Here Dr. Fell, fastening on his eyeglasses more firmly, blinked round towards Brian and made incoherent noises, both of thanks and apology.
“You must forgive me,” he said, “for not being alert to your hint. You yourself reminded me of the motor-cars earlier in the day. Once upon a time, incredible at this may seem, I owned a car too. I could get inside it; I could even drive it. I might not understand the mechanism, but at least I owned a car.”
“Is this supposed to mean something?” asked Ferrier, who clearly did not understand. “It would be more interesting to see the mechanism in your head.”
Dr. Fell’s mood changed.
“You are welcome to see it, insofar as it concerns you. By thunder, you’ve got to see it! Time is running out. We can’t wait much longer.”
“For what?”
“For a little frankness on your part. First, look out for Hathaway in more respects than one. It’s true he gave us a lecture publicly. You also observed, no doubt, he had something of a conference with Mrs. Ferrier in private?”

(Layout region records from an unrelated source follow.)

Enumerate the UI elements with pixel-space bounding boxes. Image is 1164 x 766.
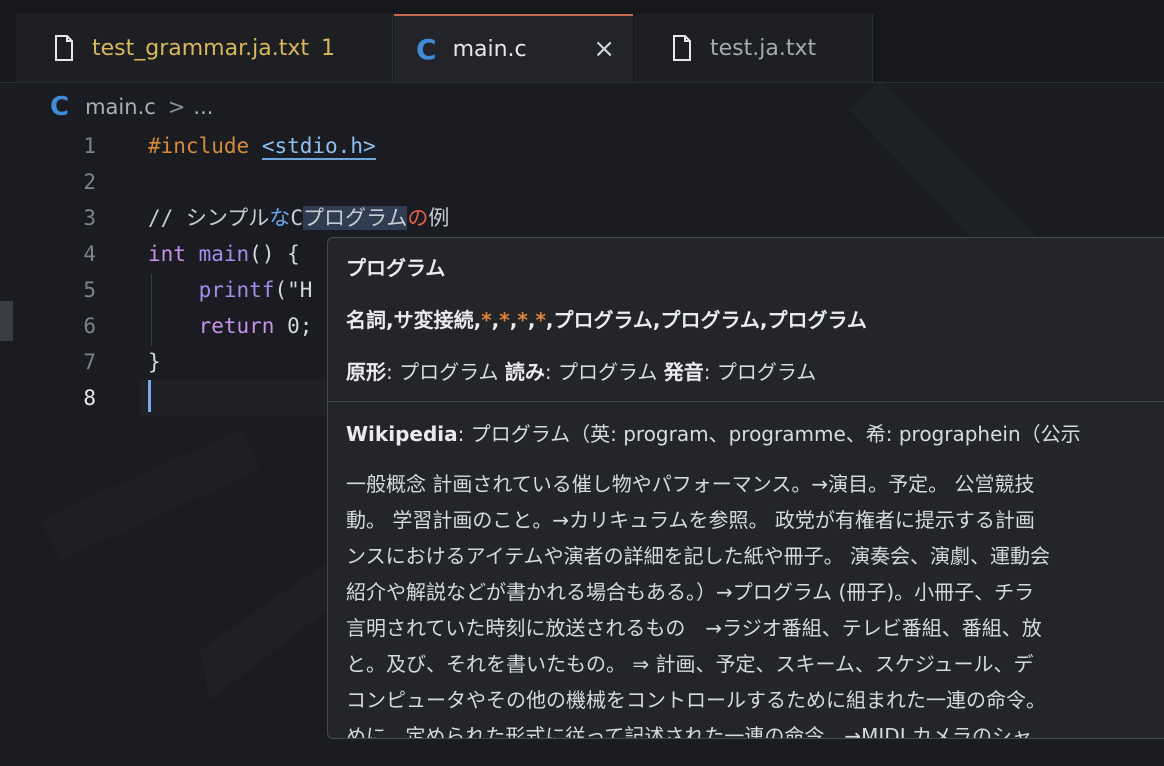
- code-line[interactable]: 1 #include <stdio.h>: [0, 128, 1164, 164]
- chevron-right-icon: >: [167, 95, 186, 119]
- hover-tooltip: プログラム 名詞,サ変接続,*,*,*,*,プログラム,プログラム,プログラム …: [327, 237, 1164, 739]
- line-number: 4: [83, 242, 96, 266]
- wiki-text-line: と。及び、それを書いたもの。 ⇒ 計画、予定、スキーム、スケジュール、デ: [346, 652, 1034, 676]
- line-number: 7: [83, 350, 96, 374]
- wiki-text-line: コンピュータやその他の機械をコントロールするために組まれた一連の命令。: [346, 688, 1046, 712]
- problem-count-badge: 1: [320, 35, 335, 61]
- wiki-text-line: 動。 学習計画のこと。→カリキュラムを参照。 政党が有権者に提示する計画: [346, 508, 1035, 532]
- wiki-text-line: ンスにおけるアイテムや演者の詳細を記した紙や冊子。 演奏会、演劇、運動会: [346, 544, 1050, 568]
- include-directive: #include: [148, 134, 250, 158]
- line-number: 1: [83, 134, 96, 158]
- wiki-text-line: 一般概念 計画されている催し物やパフォーマンス。→演目。予定。 公営競技: [346, 472, 1035, 496]
- close-icon[interactable]: ×: [593, 34, 615, 64]
- tab-test-grammar[interactable]: test_grammar.ja.txt 1: [16, 14, 393, 82]
- code-line[interactable]: 2: [0, 164, 1164, 200]
- hovered-word[interactable]: プログラム: [302, 206, 408, 230]
- tab-test-ja[interactable]: test.ja.txt: [634, 14, 873, 82]
- tab-label: main.c: [452, 36, 527, 62]
- code-line[interactable]: 3 // シンプルなCプログラムの例: [0, 200, 1164, 236]
- file-icon: [54, 35, 74, 61]
- line-number: 6: [83, 314, 96, 338]
- breadcrumb-more[interactable]: ...: [193, 95, 213, 119]
- c-language-icon: C: [416, 32, 437, 66]
- tab-main-c[interactable]: C main.c ×: [394, 14, 633, 82]
- line-number: 8: [83, 386, 96, 410]
- wiki-text-line: 紹介や解説などが書かれる場合もある。）→プログラム (冊子)。小冊子、チラ: [346, 580, 1035, 604]
- tab-bar: test_grammar.ja.txt 1 C main.c × test.ja…: [0, 0, 1164, 83]
- wiki-text-line: 言明されていた時刻に放送されるもの →ラジオ番組、テレビ番組、番組、放: [346, 616, 1042, 640]
- comment: // シンプルなCプログラムの例: [148, 206, 450, 230]
- hover-title: プログラム: [346, 256, 446, 280]
- text-cursor: [148, 380, 151, 412]
- line-number: 3: [83, 206, 96, 230]
- wikipedia-heading: Wikipedia: プログラム（英: program、programme、希:…: [346, 422, 1081, 446]
- forms-line: 原形: プログラム 読み: プログラム 発音: プログラム: [346, 360, 817, 384]
- include-header-link[interactable]: <stdio.h>: [261, 134, 376, 160]
- breadcrumb: C main.c > ...: [50, 90, 213, 124]
- tab-label: test_grammar.ja.txt: [92, 35, 309, 61]
- line-number: 5: [83, 278, 96, 302]
- c-language-icon: C: [50, 92, 70, 122]
- part-of-speech-line: 名詞,サ変接続,*,*,*,*,プログラム,プログラム,プログラム: [346, 308, 867, 332]
- divider: [328, 401, 1164, 402]
- line-number: 2: [83, 170, 96, 194]
- breadcrumb-file[interactable]: main.c: [85, 95, 156, 119]
- wiki-text-line: めに、定められた形式に従って記述された一連の命令。→MIDI,カメラのシャ: [346, 724, 1032, 739]
- tab-label: test.ja.txt: [710, 35, 817, 61]
- file-icon: [672, 35, 692, 61]
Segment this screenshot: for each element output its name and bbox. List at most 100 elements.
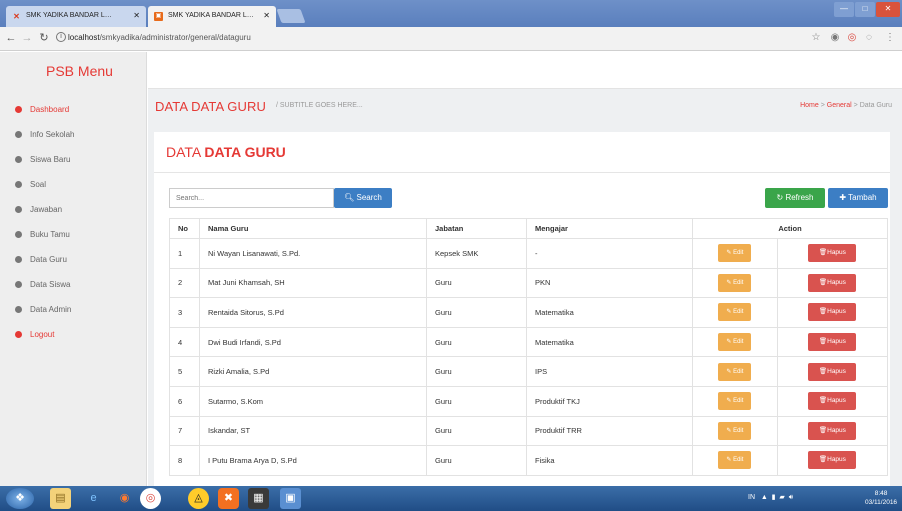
bullet-icon <box>15 206 22 213</box>
new-tab-button[interactable] <box>276 9 306 23</box>
close-tab-icon[interactable]: ✕ <box>263 6 270 26</box>
chrome-icon[interactable]: ◎ <box>140 488 161 509</box>
file-explorer-icon[interactable]: ▤ <box>50 488 71 509</box>
edit-icon: ✎ <box>726 309 732 316</box>
sidebar-item-logout[interactable]: Logout <box>0 325 146 350</box>
menu-icon[interactable]: ⋮ <box>884 32 896 44</box>
extension-icon[interactable]: ◌ <box>863 32 875 44</box>
window-close-icon[interactable]: ✕ <box>876 2 900 17</box>
search-button-label: Search <box>356 193 382 202</box>
breadcrumb-general[interactable]: General <box>827 102 852 109</box>
sidebar-item-data-guru[interactable]: Data Guru <box>0 250 146 275</box>
sidebar-item-data-admin[interactable]: Data Admin <box>0 300 146 325</box>
info-icon[interactable]: i <box>56 32 66 42</box>
start-button-icon[interactable]: ❖ <box>6 488 34 509</box>
edit-button-label: Edit <box>733 427 744 434</box>
search-button[interactable]: 🔍︎ Search <box>334 188 392 208</box>
language-indicator[interactable]: IN <box>748 494 755 501</box>
edit-button[interactable]: ✎ Edit <box>718 421 752 440</box>
sidebar-item-label: Soal <box>30 180 47 189</box>
bookmark-star-icon[interactable]: ☆ <box>810 32 822 44</box>
edit-button[interactable]: ✎ Edit <box>718 451 752 470</box>
cell-no: 6 <box>169 385 200 417</box>
tray-arrow-icon[interactable]: ▲ <box>757 494 768 501</box>
address-bar: ← → ↻ i localhost/smkyadika/administrato… <box>0 27 902 51</box>
sidebar-item-info-sekolah[interactable]: Info Sekolah <box>0 125 146 150</box>
extension-icon[interactable]: ◎ <box>846 32 858 44</box>
minimize-icon[interactable]: — <box>834 2 854 17</box>
sidebar-item-data-siswa[interactable]: Data Siswa <box>0 275 146 300</box>
delete-button[interactable]: 🗑︎Hapus <box>808 362 857 381</box>
cell-jabatan: Guru <box>426 356 527 387</box>
edit-button[interactable]: ✎ Edit <box>718 244 752 263</box>
delete-button[interactable]: 🗑︎Hapus <box>808 451 857 470</box>
cell-nama-guru: I Putu Brama Arya D, S.Pd <box>199 445 427 476</box>
extension-icon[interactable]: ◉ <box>829 32 841 44</box>
cell-delete: 🗑︎Hapus <box>776 267 889 299</box>
edit-button[interactable]: ✎ Edit <box>718 273 752 292</box>
sidebar-item-dashboard[interactable]: Dashboard <box>0 100 146 125</box>
table-header-row: No Nama Guru Jabatan Mengajar Action <box>169 218 888 239</box>
sidebar-item-jawaban[interactable]: Jawaban <box>0 200 146 225</box>
reload-icon[interactable]: ↻ <box>38 32 50 44</box>
sidebar-item-soal[interactable]: Soal <box>0 175 146 200</box>
edit-button[interactable]: ✎ Edit <box>718 303 752 322</box>
network-icon[interactable]: ▮ <box>770 494 776 501</box>
xampp-icon[interactable]: ✖ <box>218 488 239 509</box>
battery-icon[interactable]: ▰ <box>777 494 784 501</box>
volume-icon[interactable]: 🔊︎ <box>787 494 793 501</box>
sidebar-item-siswa-baru[interactable]: Siswa Baru <box>0 150 146 175</box>
close-tab-icon[interactable]: ✕ <box>133 6 140 26</box>
sidebar-brand[interactable]: PSB Menu <box>0 52 146 90</box>
clock[interactable]: 8:48 03/11/2016 <box>865 489 897 507</box>
table-row: 4 Dwi Budi Irfandi, S.Pd Guru Matematika ✎ E… <box>169 326 889 358</box>
refresh-button[interactable]: ↻ Refresh <box>765 188 825 208</box>
column-header-action: Action <box>692 218 888 239</box>
browser-tab-1[interactable]: ✕ SMK YADIKA BANDAR L… ✕ <box>6 6 146 27</box>
sidebar-item-label: Info Sekolah <box>30 130 75 139</box>
url-path: /smkyadika/administrator/general/datagur… <box>99 33 251 42</box>
delete-button[interactable]: 🗑︎Hapus <box>808 273 857 292</box>
bullet-icon <box>15 181 22 188</box>
edit-button[interactable]: ✎ Edit <box>718 333 752 352</box>
search-input[interactable] <box>169 188 334 208</box>
delete-button[interactable]: 🗑︎Hapus <box>808 333 857 352</box>
breadcrumb: Home > General > Data Guru <box>800 102 892 109</box>
maximize-icon[interactable]: □ <box>855 2 875 17</box>
edit-button[interactable]: ✎ Edit <box>718 392 752 411</box>
panel-title-bold: DATA GURU <box>204 144 286 160</box>
forward-arrow-icon[interactable]: → <box>21 32 33 44</box>
cell-nama-guru: Ni Wayan Lisanawati, S.Pd. <box>199 238 427 269</box>
cell-jabatan: Guru <box>426 385 527 417</box>
breadcrumb-separator: > <box>820 102 825 109</box>
bullet-icon <box>15 306 22 313</box>
data-panel: DATA DATA GURU 🔍︎ Search ↻ Refresh ✚ Tam… <box>154 132 890 486</box>
cell-no: 8 <box>169 445 200 476</box>
delete-button[interactable]: 🗑︎Hapus <box>808 244 857 263</box>
trash-icon: 🗑︎ <box>818 338 828 346</box>
cell-mengajar: Fisika <box>526 445 693 476</box>
cell-delete: 🗑︎Hapus <box>776 385 889 417</box>
back-arrow-icon[interactable]: ← <box>5 32 17 44</box>
breadcrumb-home[interactable]: Home <box>800 102 819 109</box>
cell-jabatan: Guru <box>426 297 527 328</box>
media-player-icon[interactable]: ◉ <box>114 488 135 509</box>
edit-button[interactable]: ✎ Edit <box>718 362 752 381</box>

“With Eve? When was this?”
“Shortly before we all turned in. They were in the dining-room there, having an earnest talk and not too much at daggers-drawn. Come! Surely you noticed it?”
“I wasn’t myself, magister. I’d taken a good many drinks.”
“In candour, so had I. Hathaway and Mrs. Ferrier were stone-cold sober. I strongly suspect Hathaway’s errand in Geneva this morning has something to do with a cable-office. He may be trying to get some information which I obtained, before I left London, from Scotland Yard.”
Paula Catford, plainly puzzled as well as startled out of her wits, straightened up at the sideboard. The effect on Ferrier was even more pronounced.